Improved Bounds on Nonblocking 3-Stage Clos Networks

We consider a generalization of edge coloring bipartite graphs in which every edge has a weight in $[0,1]$ and the coloring of the edges must satisfy that the sum of the weights of the edges incident to a vertex $v$ of any color must be at most 1. For unit weights, König's theorem says that the number of colors needed is exactly the maximum degree. For this generalization, we show that $2.557 n + o(n)$ colors are sufficient, where $n$ is the maximum total weight adjacent to any vertex, improving the previously best bound of $2.833n+O(1)$ due to Du et al.

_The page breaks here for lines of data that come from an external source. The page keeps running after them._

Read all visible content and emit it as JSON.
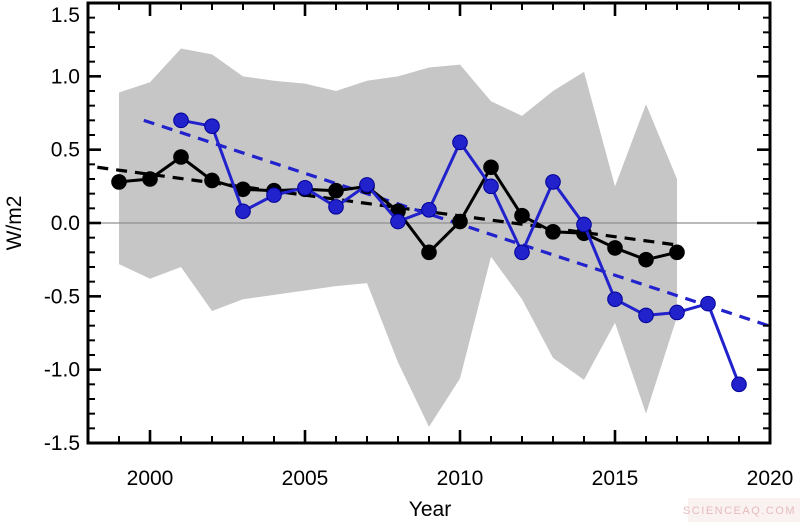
{
  "figure": {
    "watermark": "SCIENCEAQ.COM",
    "background": "#ffffff"
  },
  "chart_data": {
    "type": "line",
    "title": "",
    "xlabel": "Year",
    "ylabel": "W/m2",
    "xlim": [
      1998,
      2020
    ],
    "ylim": [
      -1.5,
      1.5
    ],
    "grid": false,
    "legend": "none",
    "zero_line": true,
    "x_major_ticks": [
      2000,
      2005,
      2010,
      2015,
      2020
    ],
    "x_tick_labels": [
      "2000",
      "2005",
      "2010",
      "2015",
      "2020"
    ],
    "x_minor_step": 1,
    "y_major_ticks": [
      -1.5,
      -1.0,
      -0.5,
      0.0,
      0.5,
      1.0,
      1.5
    ],
    "y_tick_labels": [
      "-1.5",
      "-1.0",
      "-0.5",
      "0.0",
      "0.5",
      "1.0",
      "1.5"
    ],
    "y_minor_step": 0.1,
    "colors": {
      "black_series": "#000000",
      "blue_series": "#2222cc",
      "band": "#c6c6c6",
      "zero_line": "#909090"
    },
    "band": {
      "name": "gray-uncertainty-band",
      "color": "#c6c6c6",
      "x": [
        1999,
        2000,
        2001,
        2002,
        2003,
        2004,
        2005,
        2006,
        2007,
        2008,
        2009,
        2010,
        2011,
        2012,
        2013,
        2014,
        2015,
        2016,
        2017
      ],
      "upper": [
        0.89,
        0.96,
        1.19,
        1.15,
        1.0,
        0.97,
        0.95,
        0.9,
        0.97,
        1.0,
        1.06,
        1.08,
        0.83,
        0.73,
        0.9,
        1.03,
        0.25,
        0.81,
        0.3
      ],
      "lower": [
        -0.28,
        -0.38,
        -0.3,
        -0.6,
        -0.52,
        -0.49,
        -0.46,
        -0.43,
        -0.41,
        -0.95,
        -1.39,
        -1.06,
        -0.23,
        -0.52,
        -0.92,
        -1.07,
        -0.68,
        -1.3,
        -0.64
      ]
    },
    "series": [
      {
        "name": "black-circles-series",
        "color": "#000000",
        "marker": "circle",
        "x": [
          1999,
          2000,
          2001,
          2002,
          2003,
          2004,
          2005,
          2006,
          2007,
          2008,
          2009,
          2010,
          2011,
          2012,
          2013,
          2014,
          2015,
          2016,
          2017
        ],
        "values": [
          0.28,
          0.3,
          0.45,
          0.29,
          0.23,
          0.22,
          0.23,
          0.22,
          0.25,
          0.08,
          -0.2,
          0.01,
          0.38,
          0.05,
          -0.06,
          -0.07,
          -0.17,
          -0.25,
          -0.2
        ]
      },
      {
        "name": "blue-circles-series",
        "color": "#2222cc",
        "marker": "circle",
        "x": [
          2001,
          2002,
          2003,
          2004,
          2005,
          2006,
          2007,
          2008,
          2009,
          2010,
          2011,
          2012,
          2013,
          2014,
          2015,
          2016,
          2017,
          2018,
          2019
        ],
        "values": [
          0.7,
          0.66,
          0.08,
          0.19,
          0.24,
          0.11,
          0.26,
          0.01,
          0.09,
          0.55,
          0.25,
          -0.2,
          0.28,
          -0.01,
          -0.52,
          -0.63,
          -0.61,
          -0.55,
          -1.1
        ]
      }
    ],
    "trend_lines": [
      {
        "name": "black-dashed-trend",
        "color": "#000000",
        "style": "dashed",
        "x": [
          1998.3,
          2017.0
        ],
        "values": [
          0.38,
          -0.15
        ]
      },
      {
        "name": "blue-dashed-trend",
        "color": "#2222cc",
        "style": "dashed",
        "x": [
          1999.8,
          2019.95
        ],
        "values": [
          0.7,
          -0.7
        ]
      }
    ]
  }
}
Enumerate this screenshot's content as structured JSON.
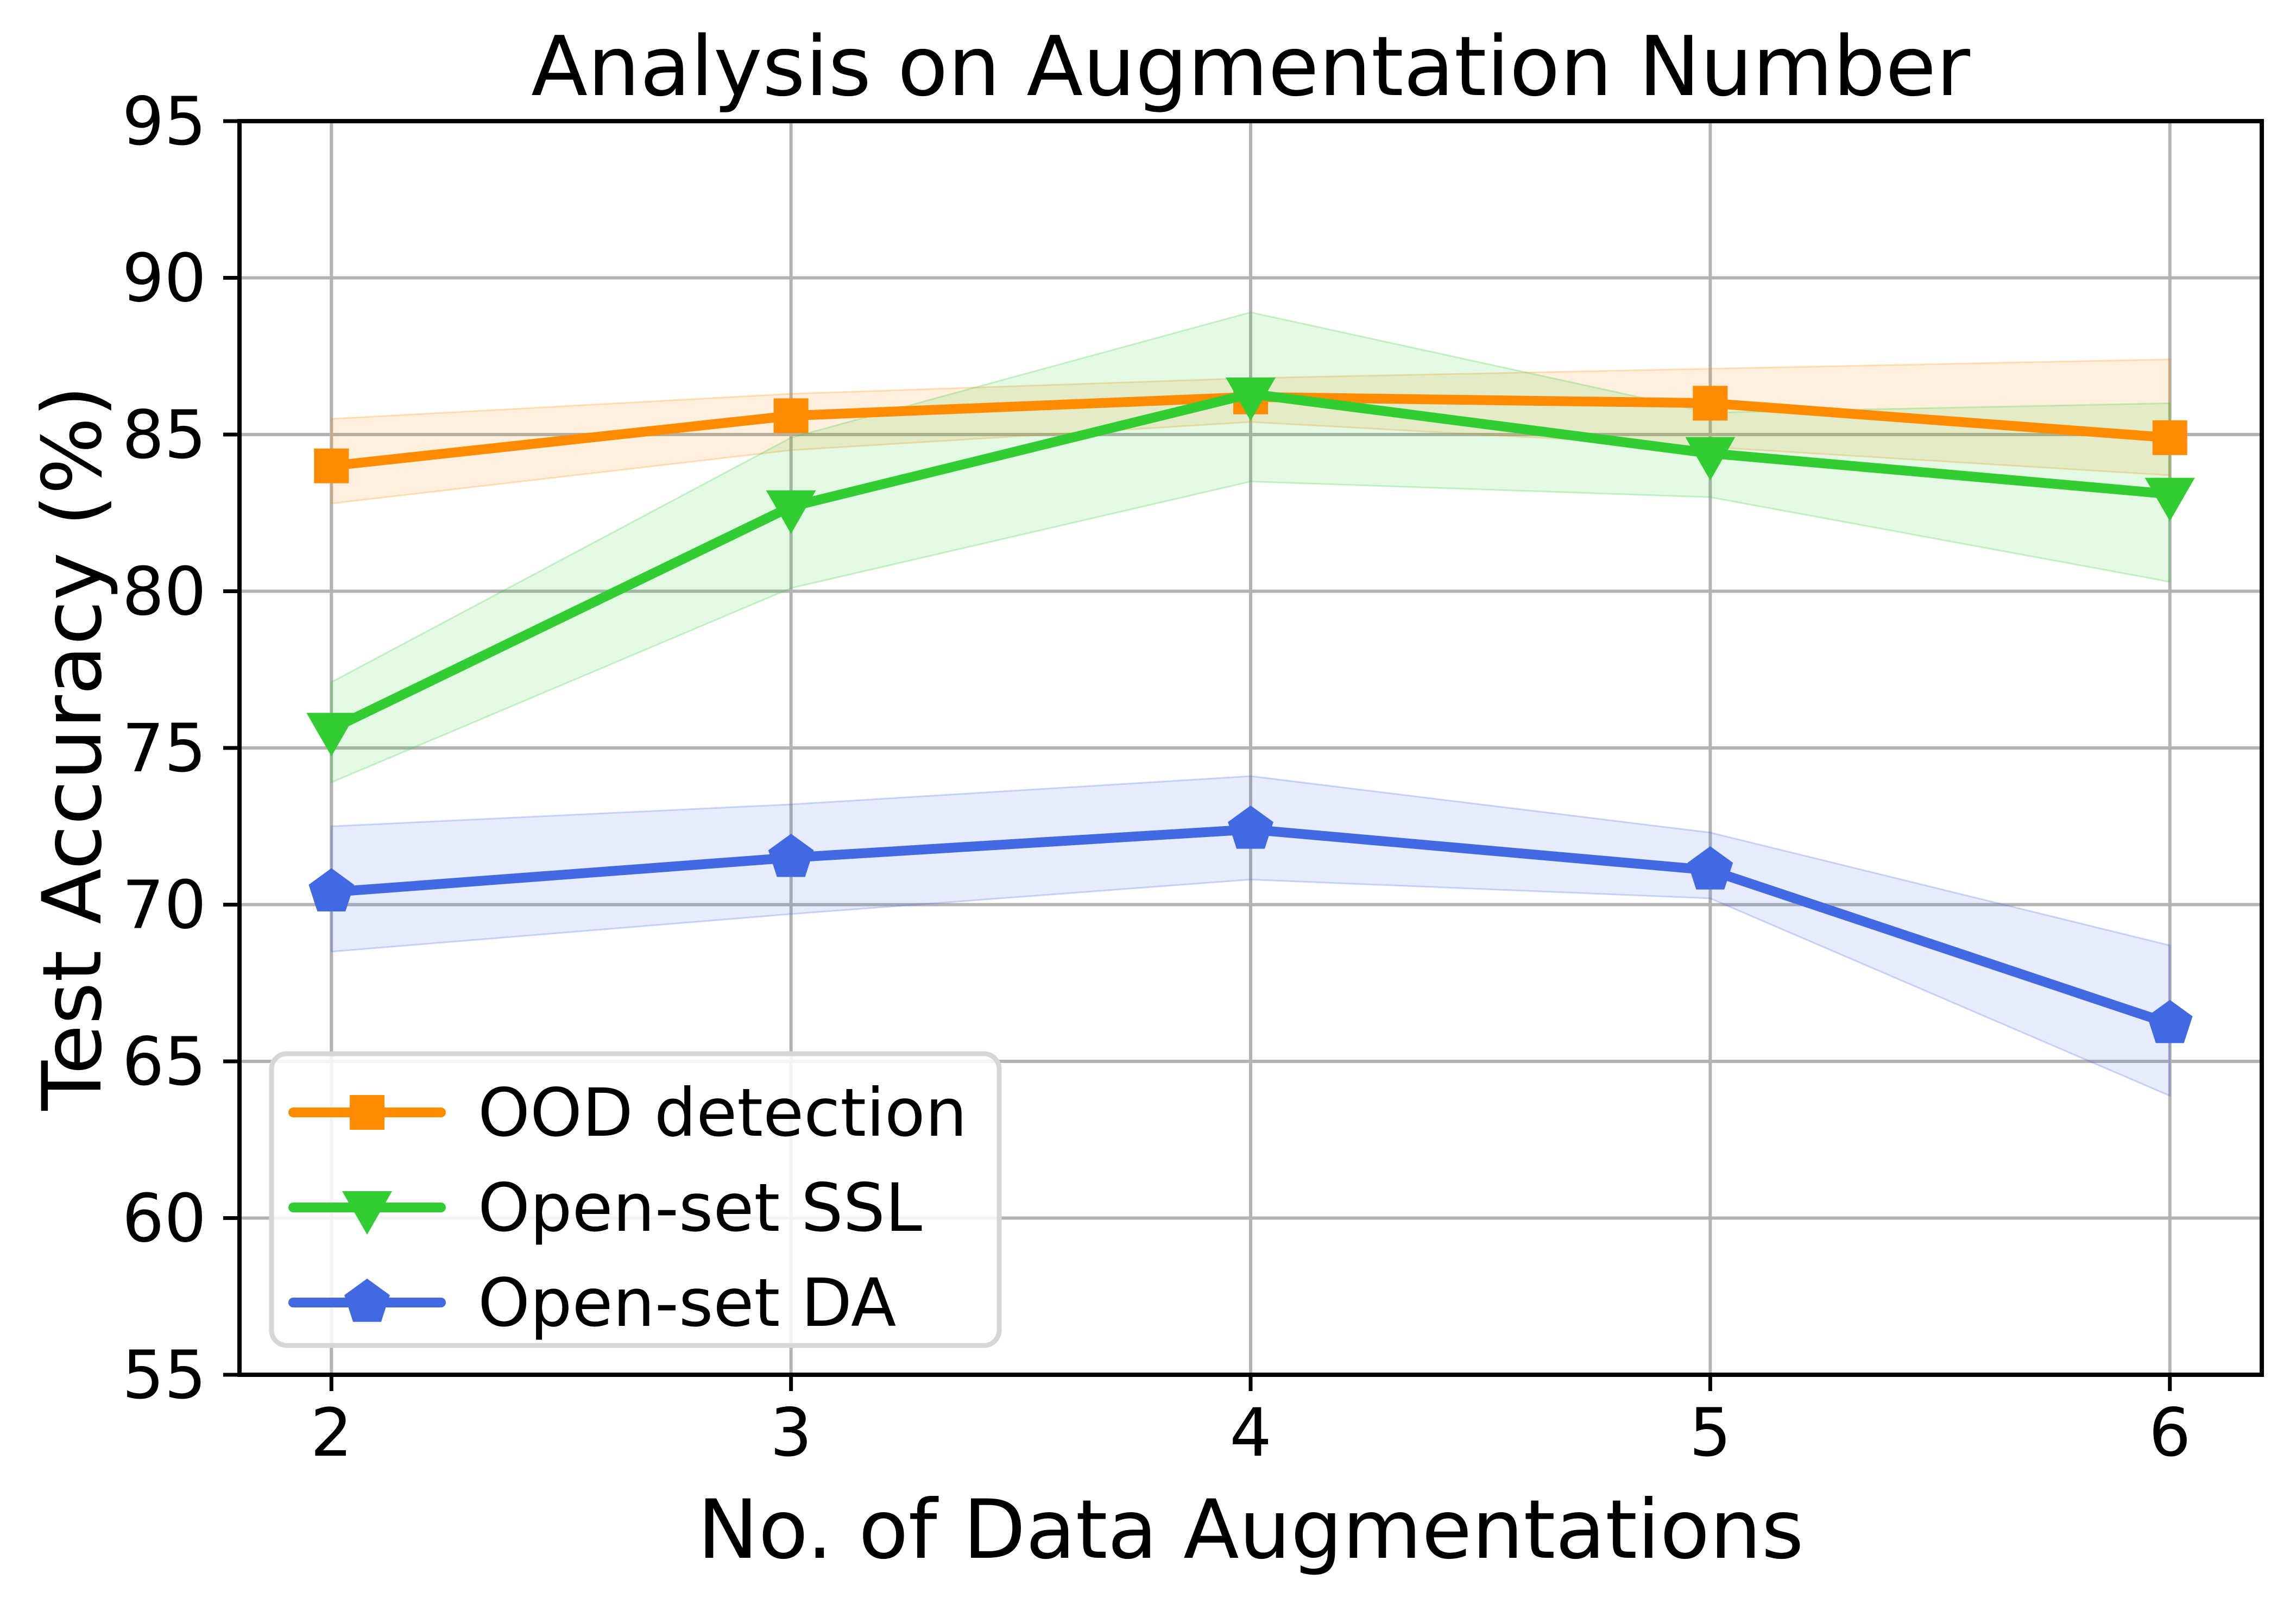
{
  "chart_data": {
    "type": "line",
    "title": "Analysis on Augmentation Number",
    "xlabel": "No. of Data Augmentations",
    "ylabel": "Test Accuracy (%)",
    "x": [
      2,
      3,
      4,
      5,
      6
    ],
    "xticks": [
      2,
      3,
      4,
      5,
      6
    ],
    "yticks": [
      55,
      60,
      65,
      70,
      75,
      80,
      85,
      90,
      95
    ],
    "xlim": [
      1.8,
      6.2
    ],
    "ylim": [
      55,
      95
    ],
    "grid": true,
    "grid_color": "#b3b3b3",
    "spine_color": "#000000",
    "background_color": "#ffffff",
    "band_alpha": 0.13,
    "legend_position": "lower-left",
    "series": [
      {
        "name": "OOD detection",
        "color": "#FF8C00",
        "marker": "square",
        "values": [
          84.0,
          85.6,
          86.2,
          86.0,
          84.9
        ],
        "band_low": [
          82.8,
          84.5,
          85.4,
          84.6,
          83.7
        ],
        "band_high": [
          85.5,
          86.3,
          86.8,
          87.1,
          87.4
        ]
      },
      {
        "name": "Open-set SSL",
        "color": "#32CD32",
        "marker": "triangle-down",
        "values": [
          75.6,
          82.7,
          86.3,
          84.4,
          83.1
        ],
        "band_low": [
          73.9,
          80.1,
          83.5,
          83.0,
          80.3
        ],
        "band_high": [
          77.1,
          84.9,
          88.9,
          85.7,
          86.0
        ]
      },
      {
        "name": "Open-set DA",
        "color": "#4169E1",
        "marker": "pentagon",
        "values": [
          70.4,
          71.5,
          72.4,
          71.1,
          66.2
        ],
        "band_low": [
          68.5,
          69.7,
          70.8,
          70.2,
          63.9
        ],
        "band_high": [
          72.5,
          73.2,
          74.1,
          72.3,
          68.7
        ]
      }
    ]
  }
}
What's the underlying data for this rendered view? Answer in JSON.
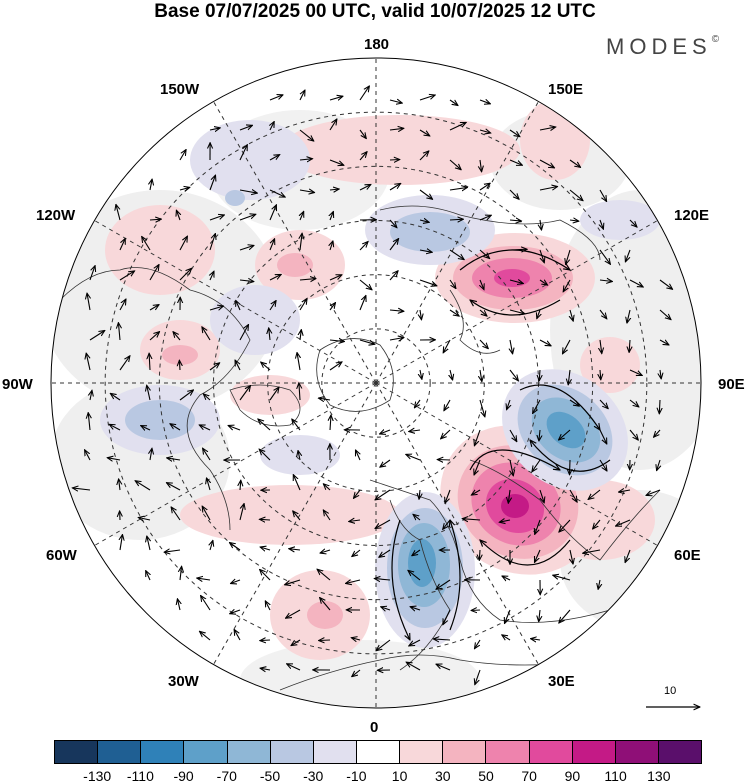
{
  "title": "Base 07/07/2025 00 UTC, valid 10/07/2025 12 UTC",
  "brand": "MODES",
  "brand_mark": "©",
  "longitude_labels": {
    "lon_180": "180",
    "lon_150w": "150W",
    "lon_150e": "150E",
    "lon_120w": "120W",
    "lon_120e": "120E",
    "lon_90w": "90W",
    "lon_90e": "90E",
    "lon_60w": "60W",
    "lon_60e": "60E",
    "lon_30w": "30W",
    "lon_30e": "30E",
    "lon_0": "0"
  },
  "reference_vector_label": "10",
  "colorbar": {
    "colors": [
      "#17365c",
      "#1f5f93",
      "#2f81b8",
      "#5ea0c9",
      "#8fb7d6",
      "#b9c8e2",
      "#e1e0ef",
      "#ffffff",
      "#f8d8da",
      "#f4b4c0",
      "#ee83ad",
      "#e14a9d",
      "#c41a86",
      "#8f0f77",
      "#5a0f6b"
    ],
    "ticks": [
      "-130",
      "-110",
      "-90",
      "-70",
      "-50",
      "-30",
      "-10",
      "10",
      "30",
      "50",
      "70",
      "90",
      "110",
      "130"
    ]
  }
}
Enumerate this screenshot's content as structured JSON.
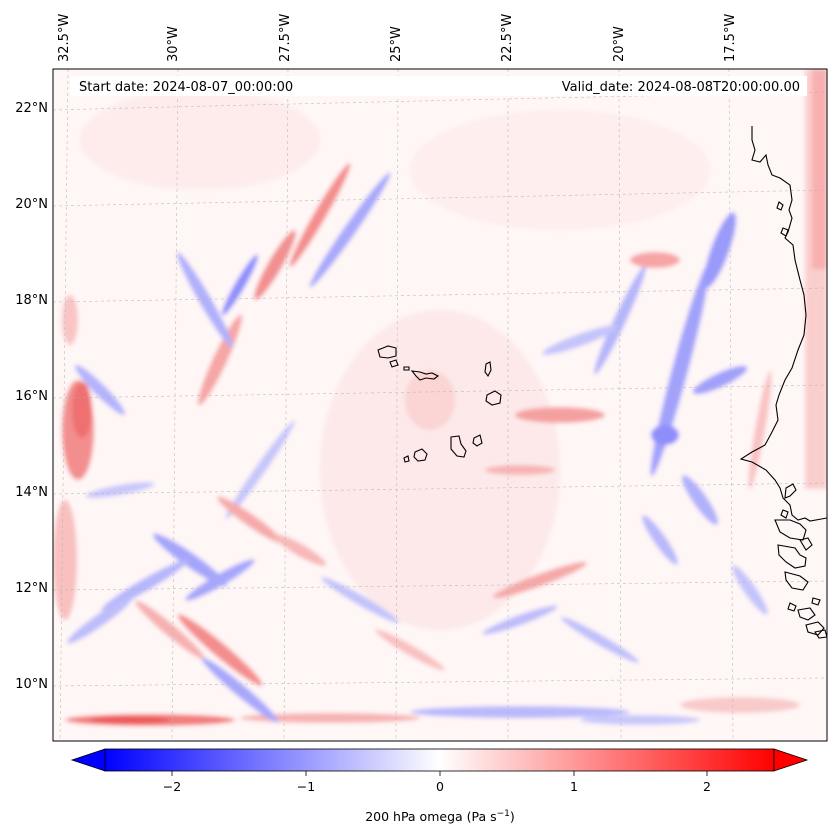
{
  "map": {
    "start_date_label": "Start date: 2024-08-07_00:00:00",
    "valid_date_label": "Valid_date: 2024-08-08T20:00:00.00",
    "lon_labels": [
      "32.5°W",
      "30°W",
      "27.5°W",
      "25°W",
      "22.5°W",
      "20°W",
      "17.5°W"
    ],
    "lat_labels": [
      "22°N",
      "20°N",
      "18°N",
      "16°N",
      "14°N",
      "12°N",
      "10°N"
    ],
    "field": "200 hPa omega",
    "colormap": "bwr",
    "coastline_color": "#000000"
  },
  "colorbar": {
    "label": "200 hPa omega (Pa s",
    "label_sup": "−1",
    "label_close": ")",
    "ticks": [
      "−2",
      "−1",
      "0",
      "1",
      "2"
    ],
    "tick_values": [
      -2,
      -1,
      0,
      1,
      2
    ],
    "range": [
      -2.5,
      2.5
    ],
    "extend": "both",
    "low_color": "#0000ff",
    "mid_color": "#ffffff",
    "high_color": "#ff0000"
  }
}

Our analysis is interesting on its own and involves a novel decomposition result for bipartite graphs and the introduction of an associated continuous one-dimensional bin packing instance which we can prove allows perfect packing. This question is motivated by the question of the rearrangeability of 3-stage Clos networks. In that context, the corresponding parameter $n$ of interest in the edge coloring problem is the maximum over all vertices of the number of unit-sized bins needed to pack the weights of the incident edges. In that setting, we are able to improve the bound to $2.5480 n + o(n)$, also improving a bound of $2.5625n+O(1)$ of Du et al. We also consider the online version of this problem in which edges have to be colored as soon as they are revealed. In this context, we can show that $5n$ colors are enough. This contrasts with the best known lower bound of $3n-2$ by Tsai, Wang, and Hwang but improves upon the previous best upper bound of $5.75n$ obtained by Gao and Hwang. Additionally, we show several improved bounds for more restricted versions of the problem. These online bounds are achieved by simple and easy-to-implement algorithms, inspired by the first fit heuristic for bin packing.